Green Dot, Banks Share Desire to Sign Long-Term Prepaid Users

Green Dot Corp. and banks probably could use each other's help more than ever.

Banks are increasingly considering prepaid cards to regain revenue they stand to lose from pending debit card rules. Green Dot, which markets prepaid cards, is trying to deepen its relationship with end-users at a time when analysts are critical of the growth in its direct-to-consumer business.

So it makes sense that a handful of banks have approached the Monrovia, Calif., company about starting programs to offer their customers prepaid cards.

While he declined to name them, Steve Streit, Green Dot's chairman, president and chief executive, said that potential deals could involve the banks marketing prepaid cards under their own brand name and using Green Dot for program management functions, such as call center services and account processing.

"It makes sense for some of them to outsource that so they can get efficiency and scale," Streit said in an interview Thursday after Green Dot reported fourth-quarter results. He said that discussions are in various stages and he does not have estimates for how big any of the programs would be.

Green Dot, meanwhile, is under pressure to demonstrate it can sustain growth.

On Friday, Thomas McCrohan, an analyst who follows Green Dot for Janney Montgomery Scott LLC, downgraded Green Dot's shares to "sell" from "neutral" over fear that some accounts could become unprofitable because of competitive pressure on the monthly maintenance fees it charges.

Green Dot said in its fourth-quarter report Thursday that the number of prepaid cards consumers activated in the quarter rose just 10% from a year earlier. In the third quarter, activations climbed 37%.

Green Dot said the activations tell only part of the story — its long-term customers, who reuse its cards rather than activate new ones, provide about 85% of its revenue even though they make up just half of its accounts.

The number of Green Dot customers using direct deposit rose 50% in the fourth quarter from a year earlier.
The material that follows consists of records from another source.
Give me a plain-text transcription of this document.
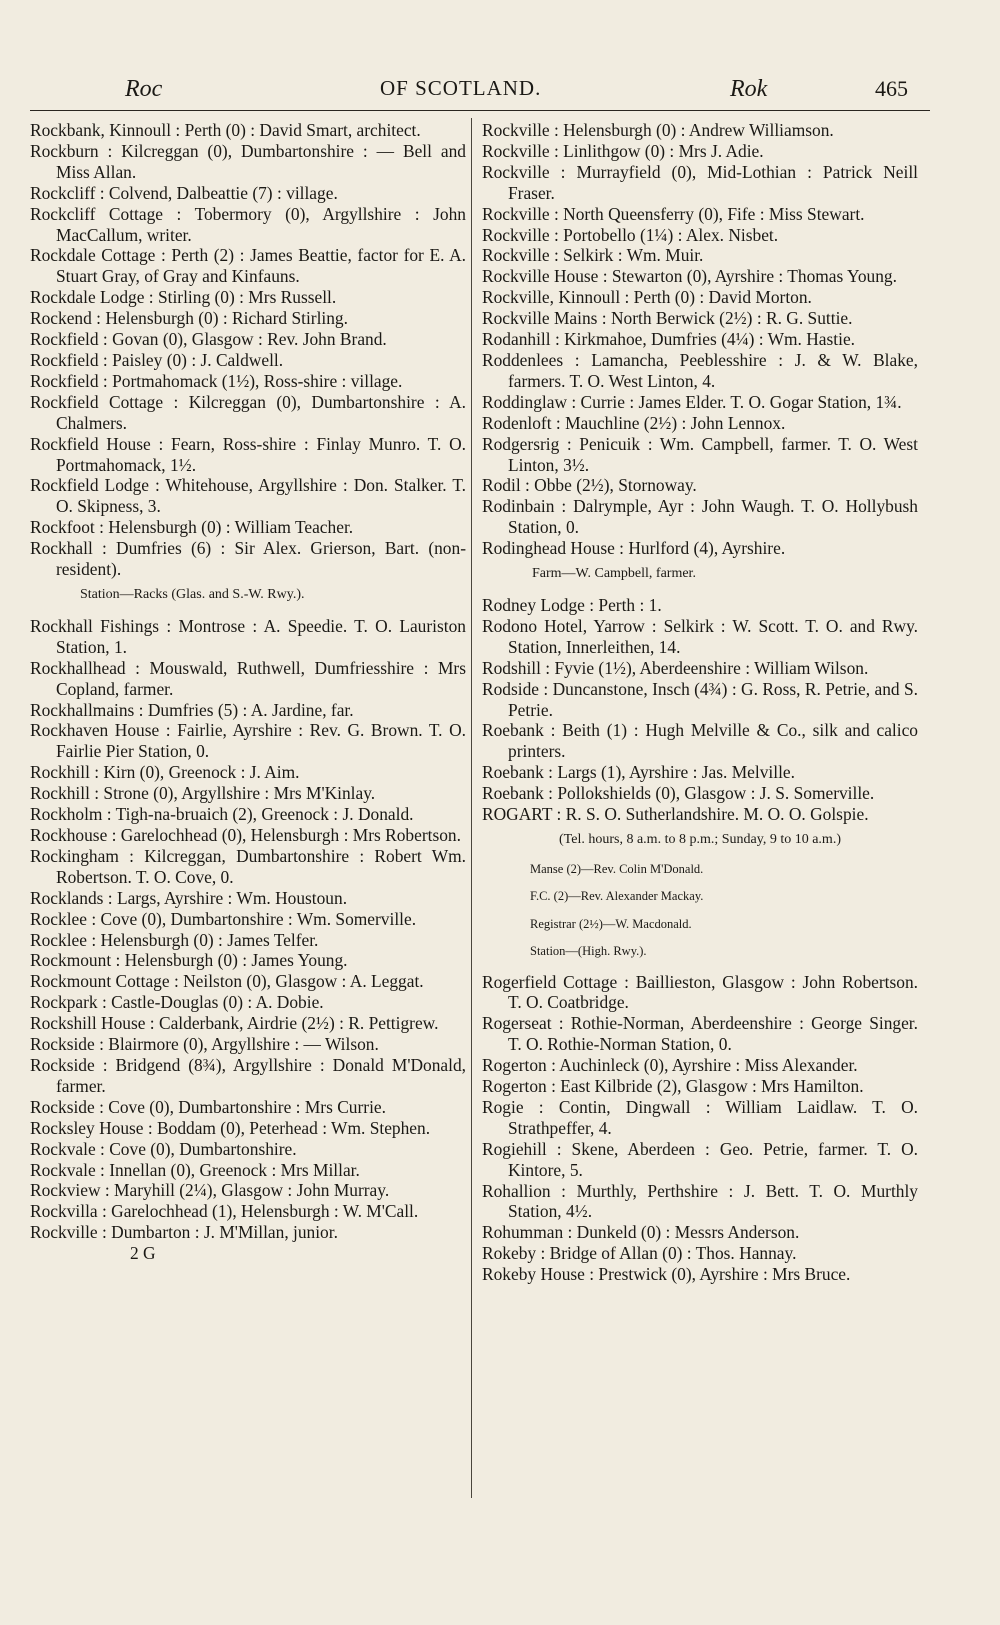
Roc	OF SCOTLAND.	Rok	465

Rockbank, Kinnoull : Perth (0) : David Smart, architect.

Rockburn : Kilcreggan (0), Dumbartonshire : — Bell and Miss Allan.

Rockcliff : Colvend, Dalbeattie (7) : village.

Rockcliff Cottage : Tobermory (0), Argyllshire : John MacCallum, writer.

Rockdale Cottage : Perth (2) : James Beattie, factor for E. A. Stuart Gray, of Gray and Kinfauns.

Rockdale Lodge : Stirling (0) : Mrs Russell.

Rockend : Helensburgh (0) : Richard Stirling.

Rockfield : Govan (0), Glasgow : Rev. John Brand.

Rockfield : Paisley (0) : J. Caldwell.

Rockfield : Portmahomack (1½), Ross-shire : village.

Rockfield Cottage : Kilcreggan (0), Dumbartonshire : A. Chalmers.

Rockfield House : Fearn, Ross-shire : Finlay Munro. T. O. Portmahomack, 1½.

Rockfield Lodge : Whitehouse, Argyllshire : Don. Stalker. T. O. Skipness, 3.

Rockfoot : Helensburgh (0) : William Teacher.

Rockhall : Dumfries (6) : Sir Alex. Grierson, Bart. (non-resident).

Station—Racks (Glas. and S.-W. Rwy.).

Rockhall Fishings : Montrose : A. Speedie. T. O. Lauriston Station, 1.

Rockhallhead : Mouswald, Ruthwell, Dumfriesshire : Mrs Copland, farmer.

Rockhallmains : Dumfries (5) : A. Jardine, far.

Rockhaven House : Fairlie, Ayrshire : Rev. G. Brown. T. O. Fairlie Pier Station, 0.

Rockhill : Kirn (0), Greenock : J. Aim.

Rockhill : Strone (0), Argyllshire : Mrs M'Kinlay.

Rockholm : Tigh-na-bruaich (2), Greenock : J. Donald.

Rockhouse : Garelochhead (0), Helensburgh : Mrs Robertson.

Rockingham : Kilcreggan, Dumbartonshire : Robert Wm. Robertson. T. O. Cove, 0.

Rocklands : Largs, Ayrshire : Wm. Houstoun.

Rocklee : Cove (0), Dumbartonshire : Wm. Somerville.

Rocklee : Helensburgh (0) : James Telfer.

Rockmount : Helensburgh (0) : James Young.

Rockmount Cottage : Neilston (0), Glasgow : A. Leggat.

Rockpark : Castle-Douglas (0) : A. Dobie.

Rockshill House : Calderbank, Airdrie (2½) : R. Pettigrew.

Rockside : Blairmore (0), Argyllshire : — Wilson.

Rockside : Bridgend (8¾), Argyllshire : Donald M'Donald, farmer.

Rockside : Cove (0), Dumbartonshire : Mrs Currie.

Rocksley House : Boddam (0), Peterhead : Wm. Stephen.

Rockvale : Cove (0), Dumbartonshire.

Rockvale : Innellan (0), Greenock : Mrs Millar.

Rockview : Maryhill (2¼), Glasgow : John Murray.

Rockvilla : Garelochhead (1), Helensburgh : W. M'Call.

Rockville : Dumbarton : J. M'Millan, junior.

2 G

Rockville : Helensburgh (0) : Andrew Williamson.

Rockville : Linlithgow (0) : Mrs J. Adie.

Rockville : Murrayfield (0), Mid-Lothian : Patrick Neill Fraser.

Rockville : North Queensferry (0), Fife : Miss Stewart.

Rockville : Portobello (1¼) : Alex. Nisbet.

Rockville : Selkirk : Wm. Muir.

Rockville House : Stewarton (0), Ayrshire : Thomas Young.

Rockville, Kinnoull : Perth (0) : David Morton.

Rockville Mains : North Berwick (2½) : R. G. Suttie.

Rodanhill : Kirkmahoe, Dumfries (4¼) : Wm. Hastie.

Roddenlees : Lamancha, Peeblesshire : J. & W. Blake, farmers. T. O. West Linton, 4.

Roddinglaw : Currie : James Elder. T. O. Gogar Station, 1¾.

Rodenloft : Mauchline (2½) : John Lennox.

Rodgersrig : Penicuik : Wm. Campbell, farmer. T. O. West Linton, 3½.

Rodil : Obbe (2½), Stornoway.

Rodinbain : Dalrymple, Ayr : John Waugh. T. O. Hollybush Station, 0.

Rodinghead House : Hurlford (4), Ayrshire.

Farm—W. Campbell, farmer.

Rodney Lodge : Perth : 1.

Rodono Hotel, Yarrow : Selkirk : W. Scott. T. O. and Rwy. Station, Innerleithen, 14.

Rodshill : Fyvie (1½), Aberdeenshire : William Wilson.

Rodside : Duncanstone, Insch (4¾) : G. Ross, R. Petrie, and S. Petrie.

Roebank : Beith (1) : Hugh Melville & Co., silk and calico printers.

Roebank : Largs (1), Ayrshire : Jas. Melville.

Roebank : Pollokshields (0), Glasgow : J. S. Somerville.

ROGART : R. S. O. Sutherlandshire. M. O. O. Golspie.

(Tel. hours, 8 a.m. to 8 p.m.; Sunday, 9 to 10 a.m.)

Manse (2)—Rev. Colin M'Donald.

F.C. (2)—Rev. Alexander Mackay.

Registrar (2½)—W. Macdonald.

Station—(High. Rwy.).

Rogerfield Cottage : Baillieston, Glasgow : John Robertson. T. O. Coatbridge.

Rogerseat : Rothie-Norman, Aberdeenshire : George Singer. T. O. Rothie-Norman Station, 0.

Rogerton : Auchinleck (0), Ayrshire : Miss Alexander.

Rogerton : East Kilbride (2), Glasgow : Mrs Hamilton.

Rogie : Contin, Dingwall : William Laidlaw. T. O. Strathpeffer, 4.

Rogiehill : Skene, Aberdeen : Geo. Petrie, farmer. T. O. Kintore, 5.

Rohallion : Murthly, Perthshire : J. Bett. T. O. Murthly Station, 4½.

Rohumman : Dunkeld (0) : Messrs Anderson.

Rokeby : Bridge of Allan (0) : Thos. Hannay.

Rokeby House : Prestwick (0), Ayrshire : Mrs Bruce.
In addition, the number of people who reloaded funds onto their cards for the first time rose 24% and purchase transactions per active card increased 16%.

Offering the cards, which would be exempt from the Federal Reserve Board's proposed caps on debit interchange, could help banks retain fee income and hold on to customers upset over new checking account fees, analysts said.

"To me it's logical for them to look for a product that could earn higher interchange than a traditional debit card and is usually serviced on a much lower-cost platform than a traditional checking account," said Bryan Derman, a partner at the payments consulting firm Glenbrook Partners in Menlo Park, Calif.

For banks, having a prepaid card option could help offset customer blowback stemming from rising account fees, Derman said, adding that large financial institutions especially could offer the cards as an alternative to a traditional checking account.

"They would want to have this at least as a fallback rather than let them walk out the door and take their business to a community bank, to a credit union or to Green Dot directly for that matter," Derman said. "These are customers you liked yesterday. The challenge is how do I continue to serve them tomorrow in a way that still works for them and still makes money for me."

Some large banks, including Bank of America Corp. and JPMorgan Chase & Co., have introduced new checking account fees and raised balance requirements and other thresholds customers must meet to have such fees waived.

Banks stand to lose $9 billion to $13 billion in revenue from the Fed's proposed caps on fees they earn from debit card transactions, according to various estimates. In December, the Fed proposed limiting the fees to 12 cents per transaction, down from an average of 44 cents, under a provision in the Dodd-Frank Act.

If the proposed rules are enacted in their current form, "that could open up opportunities for Green Dot to work with banks to target the lower-end bank customer," said Bob Napoli, a managing director at Piper Jaffray & Co. who follows Green Dot.

However, McCrohan said banks also face potential regulatory risk in the prepaid space. The new Consumer Financial Protection Bureau could look at the products, most of which carry a slew of activation and transaction fees.